L’artiste n’a pas fait la route seul : dans son coffre, une vingtaine de marionnettes… Ruşen Yıldız est adepte du théâtre d’ombres turc, dit Karagöz (littéralement, "oeil noir" en turc) depuis plus de 20 ans. "En 1995, j’ai été fasciné par la technique", raconte-t-il. A l’époque, déjà épris de théâtre mais "fatigué de jouer des psychodrames", Ruşen Yıldız se lance dans l’aventure des Karagöz. Il se documente, observe et essaie… Jusqu’à réaliser toutes ses marionnettes et décors seul, de A à Z. Ruşen Yıldız découpe ses formes dans de la peau translucide de vache, puis les colorie avec de l’encre végétale. Un travail minutieux : la réalisation lui demande trois jours pour une marionnette, jusqu’à trente pour un décor. Les figurines sont ensuite manoeuvrées à l’aide d’une baguette en bois et éclairées à l’arrière d’un rideau de toile blanche, tendu au centre d’un cadre sombre. 

Une tradition née à Bursa

Selon la légende, le Karagöz est né à Bursa. Pendant la construction de la mosquée d’Ulu, Karagöz, forgeron, et son ami maçon Hacivat, étaient constamment en train de s’atteler à des pitreries. Les ouvriers s’arrêtaient de travailler pour les écouter raconter leurs âneries et ne pas perdre un bon mot. La construction prenait un retard considérable et le sultan Orhan, très en colère, leur fit couper la tête. Plus tard, pour soulager les remords du sultan, on raconte que le vizir Cheikh Kushteri fit revivre les facéties des deux acolytes à travers un théâtre d’ombres : le Karagöz était né. Et le sultan se chargea ensuite de le protéger. Depuis 2009, le Karagöz est inscrit sur la liste du patrimoine culturel immatériel de l’humanité de l’UNESCO. 

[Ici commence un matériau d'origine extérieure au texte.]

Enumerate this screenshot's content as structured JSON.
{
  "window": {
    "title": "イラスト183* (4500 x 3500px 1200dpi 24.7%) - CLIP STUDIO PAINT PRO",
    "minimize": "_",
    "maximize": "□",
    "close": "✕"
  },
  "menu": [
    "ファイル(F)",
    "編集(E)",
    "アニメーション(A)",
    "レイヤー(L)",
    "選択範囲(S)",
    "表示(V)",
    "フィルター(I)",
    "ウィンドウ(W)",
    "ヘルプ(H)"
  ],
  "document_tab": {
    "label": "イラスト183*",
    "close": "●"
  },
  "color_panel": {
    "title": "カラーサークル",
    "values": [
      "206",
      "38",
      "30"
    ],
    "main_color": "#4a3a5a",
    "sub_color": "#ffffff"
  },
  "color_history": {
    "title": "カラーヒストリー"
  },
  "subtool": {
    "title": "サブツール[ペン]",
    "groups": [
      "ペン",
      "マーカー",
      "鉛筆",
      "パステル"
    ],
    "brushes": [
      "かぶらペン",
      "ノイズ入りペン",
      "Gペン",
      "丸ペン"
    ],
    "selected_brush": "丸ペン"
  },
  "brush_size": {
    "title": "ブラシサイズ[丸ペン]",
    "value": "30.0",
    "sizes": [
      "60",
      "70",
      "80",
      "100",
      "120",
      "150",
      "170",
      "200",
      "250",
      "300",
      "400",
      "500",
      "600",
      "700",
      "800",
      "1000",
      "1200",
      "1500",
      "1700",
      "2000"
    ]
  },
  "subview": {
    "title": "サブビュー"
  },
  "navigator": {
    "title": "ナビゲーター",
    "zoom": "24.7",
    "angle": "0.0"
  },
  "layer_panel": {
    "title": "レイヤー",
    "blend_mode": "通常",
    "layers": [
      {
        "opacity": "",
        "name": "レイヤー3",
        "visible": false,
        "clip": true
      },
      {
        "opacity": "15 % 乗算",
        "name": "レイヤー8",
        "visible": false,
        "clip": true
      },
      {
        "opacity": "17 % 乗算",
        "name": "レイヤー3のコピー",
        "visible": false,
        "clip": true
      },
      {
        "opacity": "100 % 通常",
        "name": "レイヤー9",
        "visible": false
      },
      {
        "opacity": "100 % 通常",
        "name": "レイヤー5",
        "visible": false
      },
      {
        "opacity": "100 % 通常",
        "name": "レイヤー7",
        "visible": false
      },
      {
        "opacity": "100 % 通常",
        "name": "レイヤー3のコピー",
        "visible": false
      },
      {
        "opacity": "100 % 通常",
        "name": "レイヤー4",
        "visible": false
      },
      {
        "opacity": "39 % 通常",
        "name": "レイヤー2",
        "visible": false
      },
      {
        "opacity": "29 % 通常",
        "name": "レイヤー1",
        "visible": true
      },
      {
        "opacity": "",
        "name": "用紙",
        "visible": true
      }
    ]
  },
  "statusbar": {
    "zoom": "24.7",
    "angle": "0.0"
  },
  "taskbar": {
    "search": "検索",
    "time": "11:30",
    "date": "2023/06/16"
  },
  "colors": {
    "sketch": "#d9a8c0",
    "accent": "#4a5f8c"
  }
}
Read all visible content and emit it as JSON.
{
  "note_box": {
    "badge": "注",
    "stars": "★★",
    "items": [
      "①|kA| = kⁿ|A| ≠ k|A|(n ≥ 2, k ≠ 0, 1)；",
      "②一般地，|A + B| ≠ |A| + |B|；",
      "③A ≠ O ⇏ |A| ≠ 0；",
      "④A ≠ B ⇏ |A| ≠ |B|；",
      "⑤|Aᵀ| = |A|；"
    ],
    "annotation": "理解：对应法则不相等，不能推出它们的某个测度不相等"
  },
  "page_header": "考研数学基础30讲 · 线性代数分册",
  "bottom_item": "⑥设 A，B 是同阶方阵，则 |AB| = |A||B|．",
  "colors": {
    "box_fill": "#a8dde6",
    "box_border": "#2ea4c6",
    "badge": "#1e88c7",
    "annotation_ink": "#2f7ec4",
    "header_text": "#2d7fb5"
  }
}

A travers son métier, Ruşen Yıldız perpétue la tradition du théâtre d’ombres turc classique, tout en l’adaptant à l’actualité d’aujourd’hui. L’artiste met un point d’honneur à conserver son caractère satirique. Dès sa création, le Karagöz surprenait par son humour cocasse qui s’attaquait à tout et à tout le monde : le pacha, le vizir, les religieux, les militaires ou encore, les moeurs de la population… "Ce qui est intéressant avec le Karagöz, c’est aussi qu’il raconte la vie d’un quartier imaginaire où vivent ensemble toutes les minorités. Ayant grandi dans une cité à Montbéliard, entouré d’amis maghrébins ou yougoslaves, ce multiculturalisme m’a tout de suite parlé", raconte le montreur d’ombres. 

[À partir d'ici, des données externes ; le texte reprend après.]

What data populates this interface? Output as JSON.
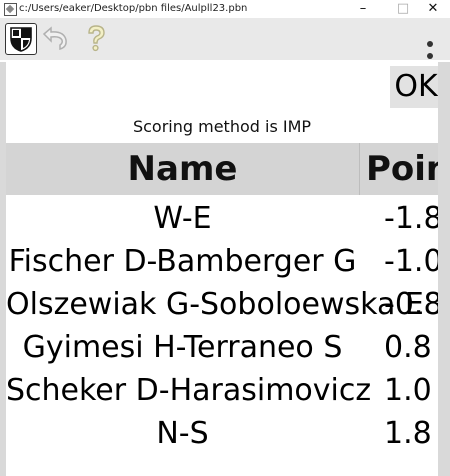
{
  "window": {
    "title": "c:/Users/eaker/Desktop/pbn files/Aulpll23.pbn",
    "min_glyph": "–",
    "max_glyph": "□",
    "close_glyph": "✕"
  },
  "toolbar": {
    "icons": [
      "logo-icon",
      "undo-icon",
      "help-icon",
      "kebab-menu-icon"
    ]
  },
  "dialog": {
    "ok_label": "OK",
    "scoring_text": "Scoring method is IMP",
    "table": {
      "columns": [
        "Name",
        "Point"
      ],
      "rows": [
        {
          "name": "W-E",
          "points": "-1.8"
        },
        {
          "name": "Fischer D-Bamberger G",
          "points": "-1.0"
        },
        {
          "name": "Olszewiak G-Soboloewska E",
          "points": "-0.8"
        },
        {
          "name": "Gyimesi H-Terraneo S",
          "points": "0.8"
        },
        {
          "name": "Scheker D-Harasimovicz",
          "points": "1.0"
        },
        {
          "name": "N-S",
          "points": "1.8"
        }
      ]
    }
  },
  "colors": {
    "toolbar_bg": "#e9e9e9",
    "header_bg": "#d4d4d4",
    "ok_bg": "#e2e2e2"
  }
}
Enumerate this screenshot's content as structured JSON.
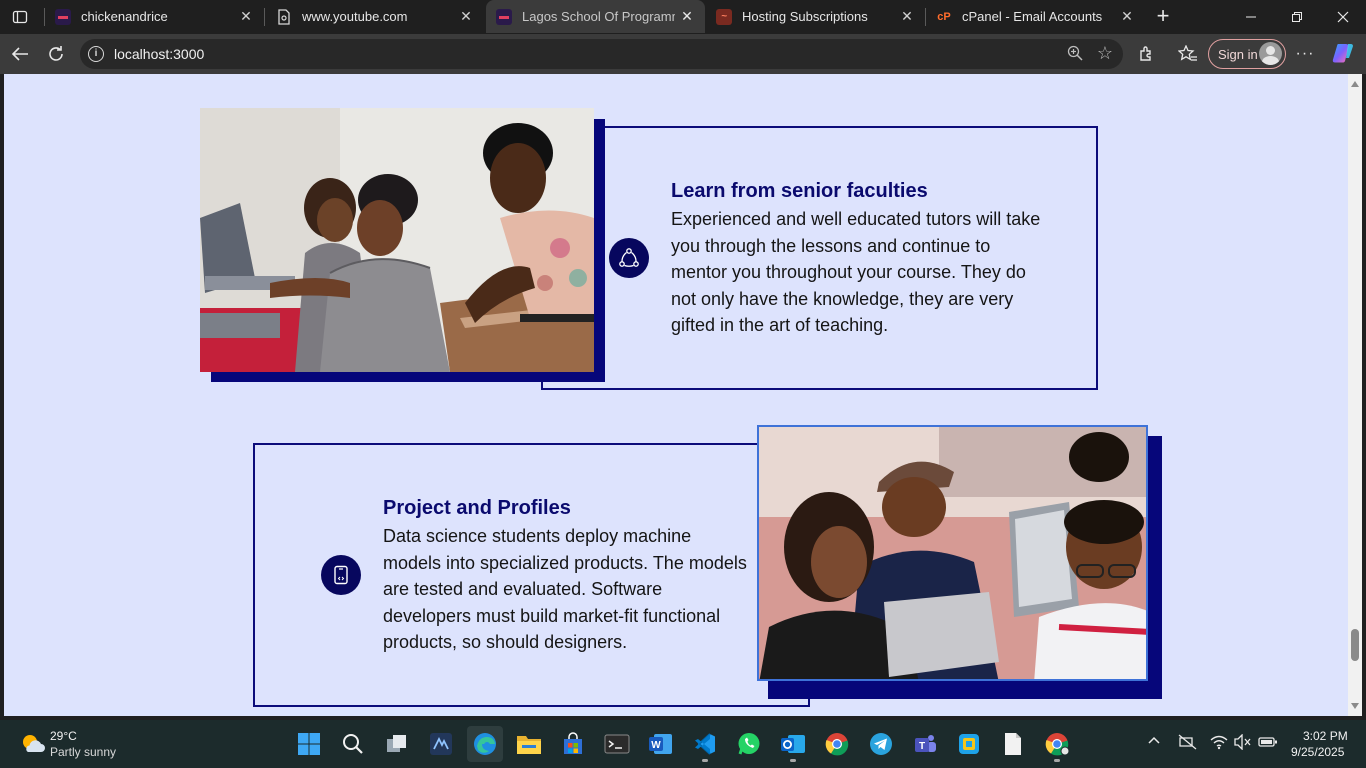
{
  "browser": {
    "tabs": [
      {
        "title": "chickenandrice",
        "favicon": "site-favicon-icon",
        "active": false
      },
      {
        "title": "www.youtube.com",
        "favicon": "page-icon",
        "active": false
      },
      {
        "title": "Lagos School Of Programming",
        "favicon": "site-favicon-icon",
        "active": true
      },
      {
        "title": "Hosting Subscriptions",
        "favicon": "hosting-favicon-icon",
        "active": false
      },
      {
        "title": "cPanel - Email Accounts",
        "favicon": "cpanel-favicon-icon",
        "active": false
      }
    ],
    "close_glyph": "✕",
    "url": "localhost:3000",
    "signin_label": "Sign in",
    "colors": {
      "accent": "#0c0c7a",
      "page_bg": "#dde3fd",
      "toolbar": "#3b3b3b"
    }
  },
  "page": {
    "cards": [
      {
        "title": "Learn from senior faculties",
        "body": "Experienced and well educated tutors will take you through the lessons and continue to mentor you throughout your course. They do not only have the knowledge, they are very gifted in the art of teaching.",
        "icon": "network-icon",
        "photo": "tutor-mentoring-students-photo"
      },
      {
        "title": "Project and Profiles",
        "body": "Data science students deploy machine models into specialized products. The models are tested and evaluated. Software developers must build market-fit functional products, so should designers.",
        "icon": "tablet-code-icon",
        "photo": "students-with-laptop-photo"
      }
    ]
  },
  "taskbar": {
    "weather": {
      "temp": "29°C",
      "desc": "Partly sunny"
    },
    "apps": [
      "start-icon",
      "search-icon",
      "task-view-icon",
      "anydesk-icon",
      "edge-icon",
      "file-explorer-icon",
      "store-icon",
      "terminal-icon",
      "word-icon",
      "vscode-icon",
      "whatsapp-icon",
      "outlook-icon",
      "chrome-icon",
      "telegram-icon",
      "teams-icon",
      "photos-icon",
      "notepad-icon",
      "chrome-profile-icon"
    ],
    "clock": {
      "time": "3:02 PM",
      "date": "9/25/2025"
    }
  }
}
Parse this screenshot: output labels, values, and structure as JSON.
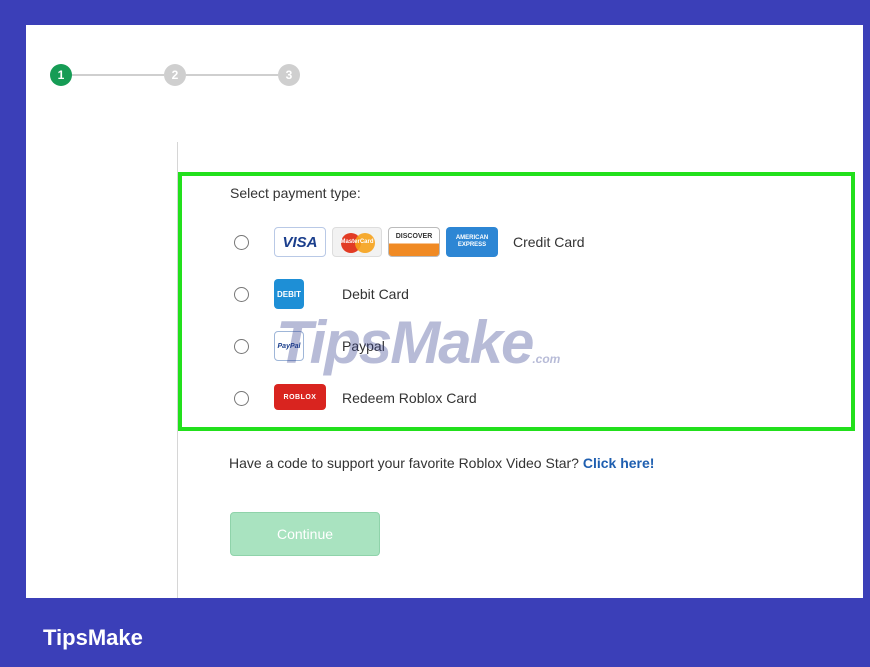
{
  "stepper": {
    "steps": [
      "1",
      "2",
      "3"
    ],
    "active_step": 1,
    "active_color": "#169c55",
    "inactive_color": "#cfcfcf"
  },
  "payment": {
    "heading": "Select payment type:",
    "options": [
      {
        "label": "Credit Card",
        "cards": [
          "VISA",
          "MasterCard",
          "DISCOVER",
          "AMERICAN EXPRESS"
        ]
      },
      {
        "label": "Debit Card",
        "cards": [
          "DEBIT"
        ]
      },
      {
        "label": "Paypal",
        "cards": [
          "PayPal"
        ]
      },
      {
        "label": "Redeem Roblox Card",
        "cards": [
          "ROBLOX"
        ]
      }
    ],
    "highlight_color": "#22e01c"
  },
  "support": {
    "text": "Have a code to support your favorite Roblox Video Star?",
    "link": "Click here!"
  },
  "continue_label": "Continue",
  "watermark": {
    "text": "TipsMake",
    "suffix": ".com"
  },
  "brand": "TipsMake"
}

Des sujets qui "dérangent et arrangent"

Père de trois enfants qui sont aussi "(ses) metteurs en scène", Ruşen Yıldız aborde des sujets qui "dérangent, autant qu’ils arrangent", résume l’artiste : migrations, mariages forcés, métissage… Et cherche toujours le dialogue après ses spectacles, qui bousculent les consciences. "Un jour, à la fin de mon spectacle sur les mariages forcés, une dame est venue me remercier. Elle m’a dit que c’était la première fois qu’elle rigolait de sa nuit de noce…" Le montreur d’ombres intervient régulièrement dans les centres sociaux, les collèges et lycées de quartiers populaires où ils proposent aussi des ateliers. "Souvent, les jeunes se marrent et ne se rendent compte qu’à la 50ème minute, que depuis le début du spectacle, c’est d’eux-mêmes qu’ils rigolent!", s’amuse Ruşen Yıldız. Les Turcs ou les jeunes issus de l’immigration lui reprochent parfois de donner une mauvaise image d’eux. "Mais au théâtre, c’est ce qu’on appelle la catharsis", répond simplement l’artiste.

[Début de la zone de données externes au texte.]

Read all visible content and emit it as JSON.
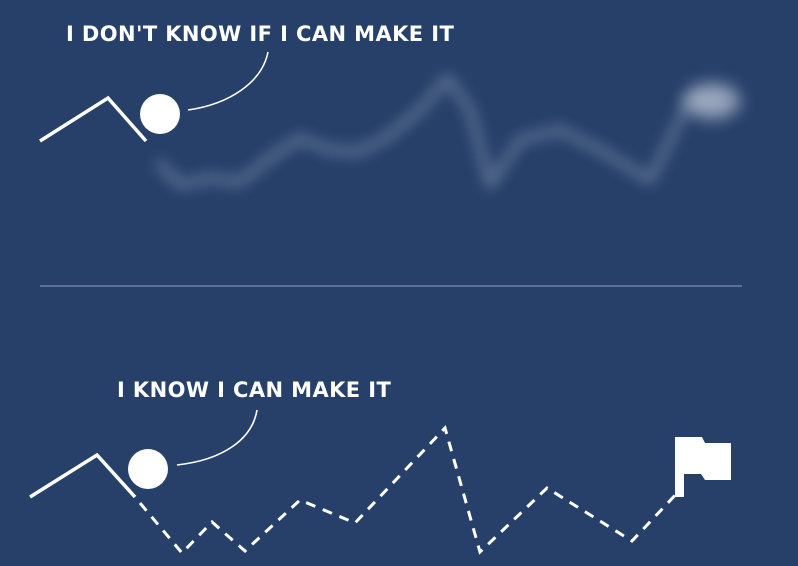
{
  "top_panel": {
    "caption": "I DON'T KNOW IF I CAN MAKE IT",
    "path_style": "blurred, faded",
    "goal_style": "blurred cloud"
  },
  "bottom_panel": {
    "caption": "I KNOW I CAN MAKE IT",
    "path_style": "dashed, clear",
    "goal_icon": "flag-icon"
  },
  "colors": {
    "background": "#27406a",
    "foreground": "#ffffff"
  }
}
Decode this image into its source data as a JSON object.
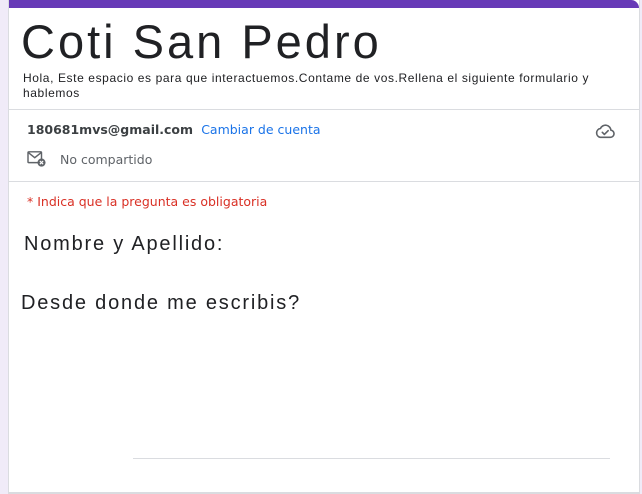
{
  "form": {
    "title": "Coti San Pedro",
    "description": "Hola, Este espacio es para que interactuemos.Contame de vos.Rellena el siguiente formulario y hablemos"
  },
  "account": {
    "email": "180681mvs@gmail.com",
    "switch_label": "Cambiar de cuenta",
    "shared_status": "No compartido"
  },
  "icons": {
    "cloud": "cloud-check-icon",
    "mail": "mail-not-shared-icon"
  },
  "required_note": "* Indica que la pregunta es obligatoria",
  "questions": [
    {
      "label": "Nombre y Apellido:",
      "value": ""
    },
    {
      "label": "Desde donde me escribis?",
      "value": ""
    }
  ],
  "colors": {
    "accent": "#673ab7",
    "link": "#1a73e8",
    "required": "#d93025"
  }
}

Dans son spectacle Faudrait être un âne, qu’il a présenté dans le cadre du 20ème Festival de marionnettes d’Istanbul, Ruşen Yıldız met en scène les histoires de Nasr Eddin Hodja, héros légendaire connu en Anatolie, mais aussi de l’Afrique du Nord jusqu’à l’Iran, en passant par les Balkans jusqu’en Chine… Tantôt idiot, tantôt éclairé, le sage a toujours réponse à tout et ses anecdotes font rire autant que réfléchir. "C’est un peu mon double. J’ai toujours été le bouffon de la famille", raconte celui que ses parents disaient rebelle quand il était enfant. A l’avenir, Ruşen Yıldız voudrait adapter son spectacle en turc et pouvoir travailler deux saisons en France, les deux autres en Turquie. Et continuer en somme, de faire un croche-patte au destin…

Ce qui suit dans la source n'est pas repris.